Blog do escritor Juliano Rodrigues. Aberto a textos gostosos de quem quer que seja. Contato: julianorodrigues.escritor@gmail.com

terça-feira, 29 de junho de 2021

Resenha Crítica, impressionista, de "O Evangelho segundo Jesus Cristo", livro de José Saramago.


 

Albrecht-Durer

O evangelho segundo Jesus Cristo, de José Saramago

(Resenha Crítica, Impressionista)


SARAMAGO, José. O evangelho segundo Jesus Cristo. – 2ª ed. – São Paulo : Companhia das Letras, 2017. 443 p.


O evangelho segundo Jesus Cristo, de José Saramago, tem, a rigor, um título impróprio, porque dá a entender que o próprio Cristo estaria narrando, quando, na verdade, um narrador é que conta, em terceira pessoa, a vida de Jesus. No entanto, é possível que se entenda o título como significando uma versão que não aquela pretendida por Deus e escrita pelos evangelistas, mas uma assumida pela ótica (não pela mão) do próprio Cristo. Seja como for, é um título que promete algo além do que já se conhece da história corrente.

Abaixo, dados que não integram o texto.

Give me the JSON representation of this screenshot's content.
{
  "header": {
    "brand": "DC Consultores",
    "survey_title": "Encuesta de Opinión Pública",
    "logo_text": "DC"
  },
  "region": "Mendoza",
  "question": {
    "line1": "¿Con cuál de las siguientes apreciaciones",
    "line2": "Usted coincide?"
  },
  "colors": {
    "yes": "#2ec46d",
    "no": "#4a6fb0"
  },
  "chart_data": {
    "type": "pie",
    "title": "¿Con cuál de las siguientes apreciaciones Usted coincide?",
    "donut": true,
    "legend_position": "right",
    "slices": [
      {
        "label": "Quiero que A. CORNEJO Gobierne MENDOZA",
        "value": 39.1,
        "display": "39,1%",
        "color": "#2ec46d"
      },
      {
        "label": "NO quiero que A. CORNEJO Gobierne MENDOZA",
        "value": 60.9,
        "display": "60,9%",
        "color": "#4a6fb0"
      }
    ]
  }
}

O narrador é, por assim dizer, atual. Em determinados momentos fala de situações bem mais recentes do que a época em que Jesus viveu (como em “[...] porque uma coisa assim nunca se tinha visto antes, nem tornou a ver-se mais, até aos dias de hoje.” - p. 357), e fala também da própria escrita (se situa como contador de uma história). É o que se evidencia, por exemplo na passagem:

[...] Dizem os entendidos nas regras de bem contar contos que os encontros decisivos, tal como sucede na vida, deverão vir entremeados e entrecruzar-se com mil outros de pouca ou nula importância, a fim de que o herói da história não se veja transformado em um ser de excepção a quem tudo poderá acontecer na vida, salvo vulgaridades. E também dizem que é esse o processo narrativo que melhor serve o sempre desejado efeito de verossimilhança, pois se o episódio imaginado e descrito não é nem poderá tornar-se nunca em facto, em dado da realidade, e nela tomar lugar [...]. (p. 220).

 

É uma literatura um tanto excludente, pela forma que foi construída: tem parágrafos imensos (o primeiro capítulo é a descrição de uma gravura, em um só parágrafo de várias páginas) e não faz marcações claras das falas das personagens, ou seja, não há travessão ou aspas para indicar diálogos, nem pontos de interrogação para marcar perguntas. Só a utilização de iniciais em maiúsculas no início de algumas frases, no meio dos parágrafos narrativos, dão a entender que há uma fala e a intercalação dos falantes. Exemplo:

[...] Uma mulher que atravessava o largo, trazendo uma criança de cinco anos pela mão, parou, olhou com curiosidade o forasteiro e perguntou, Donde vens, e como se achasse necessário justificar a pergunta, Não és daqui, Sou de Nazaré de Galileia, Tens família nestes lugares, Não, vim a Jerusalém e, como estava perto, decidi ver com é Belém, Estás de passagem, Sim, volto para Jerusalém quando a tarde principiar a refrescar. [...]. (p. 212).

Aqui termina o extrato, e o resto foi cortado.